The allegations of a penurious nature are particularly ungrounded. It has been said that Connery resented the wealth of the original Bond producers, Broccoli and Saltzman, and refused even to attend the November 1996 Leicester Square industry remembrance for Broccoli in protest. But this, as Connery told the Sunday Telegraph, is all a question of point of view. Today, actors like Cruise, Tom Hanks and Brad Pitt routinely pocket fees above $20 million per movie. In total, for six films spanning a decade, Connery received less than $2 million for James Bond. A griping moment, in context, seems hardly unreasonable.
The commitment to Scotland, and the promotion of education and opportunity, have also fell foul of the misrepresented history. Andrew Fyall, a close Edinburgh friend who helped coordinate the Freedom of the City award coverage in 1991, was emphatic that the city honour meant more to Connery than any Hollywood statuette. Conversely, the feature that appeared in a Scottish daily as the award was granted hurt him more than any bad movie review. The feature stated that Connery avoided Scotland to dodge taxes, and questioned his charity work. “Sean was livid,” said Fyall, “because he has always been a world traveller, and he pays his taxes when he works here.
More important, he has constantly promoted Scotland and put money into Scottish charities. For example, he took $250,000 for a day’s work on Kevin Costner’s Robin Hood, Prince of Thieves, solely to donate the cash evenly between his education trust, Dundee Cancer and Heriot-Watt and St. Andrews universities.”
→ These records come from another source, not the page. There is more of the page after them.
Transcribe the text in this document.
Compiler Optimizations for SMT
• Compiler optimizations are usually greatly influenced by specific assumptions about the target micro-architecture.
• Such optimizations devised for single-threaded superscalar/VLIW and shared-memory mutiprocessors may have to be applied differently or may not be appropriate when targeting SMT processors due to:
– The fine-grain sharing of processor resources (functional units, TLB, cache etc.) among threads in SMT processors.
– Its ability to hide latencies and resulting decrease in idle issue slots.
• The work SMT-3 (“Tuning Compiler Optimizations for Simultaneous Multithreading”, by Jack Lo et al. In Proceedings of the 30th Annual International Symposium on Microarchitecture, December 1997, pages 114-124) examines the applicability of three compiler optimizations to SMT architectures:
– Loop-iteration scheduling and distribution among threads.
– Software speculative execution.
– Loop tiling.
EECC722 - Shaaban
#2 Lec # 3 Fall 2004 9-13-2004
In terms of personal wealth, Connery undoubtedly missed the big time, his career having peaked long before the mega deals of the eighties changed the power grid of the movie world massively in favour of the star. But does he need to court Hollywood for the cash? “No,” said Fyall, “because he has always had his finger in some business pie - a bank partnership, a garage, a farm. But he’ll always go out on a limb to support a Scottish issue he cares about. Or he’ll go out on a limb for a good story.”
Which brings us back to Indiana Jones and the crash of disappointment experienced by fans with the blunt restatement of retirement in June. It is well known that Connery was bitterly disappointed by the failure of The League of Extraordinary Gentlemen, which he judged a failure of expertise. No one can question the record of Spielberg and Lucas in terms of skill and commitment and, indeed, Connery’s statement emhasised, “If anyone could have lured me out of retirement, it was this movie.” Despite the emphasis, a sense of finality remains elusive. One recalls Michael Caine’s summary assessment of his character - “He is not a quitter, he’s a competitor” - and one also remembers the solemn promises at the end of the sixties never to reprise James Bond, which were reversed in the aptly titled 1982 Bond revival, “Never Say never Again”.
The cameras on Indiana Jones 4 will be rolling as the Edinburgh International Film Festival kicks off. Will Connery surprise us with a last minute reconsideration? The organisers can’t yet confirm that Connery will be present this year. Hannah McGill and her team are busy focussing on the mechanics of what has become a highlight of the Scottish cultural year.
“Our current project,” says McGill, “is to refine and push what we’re best at - the programmes. I want Edinburgh to be a crucial event for industry and film buffs alike - great fun, but also a place where introductions are made and projects kicked off. As far as the public audience goes, it’s crucial to keep listening to them and providing the kind of films that they respond
to.”
A sizable portion of festivalgoers will also be hoping that the esteemed patron has been listening to his ever loyal and patient audience and has another movie or two up his sleeve.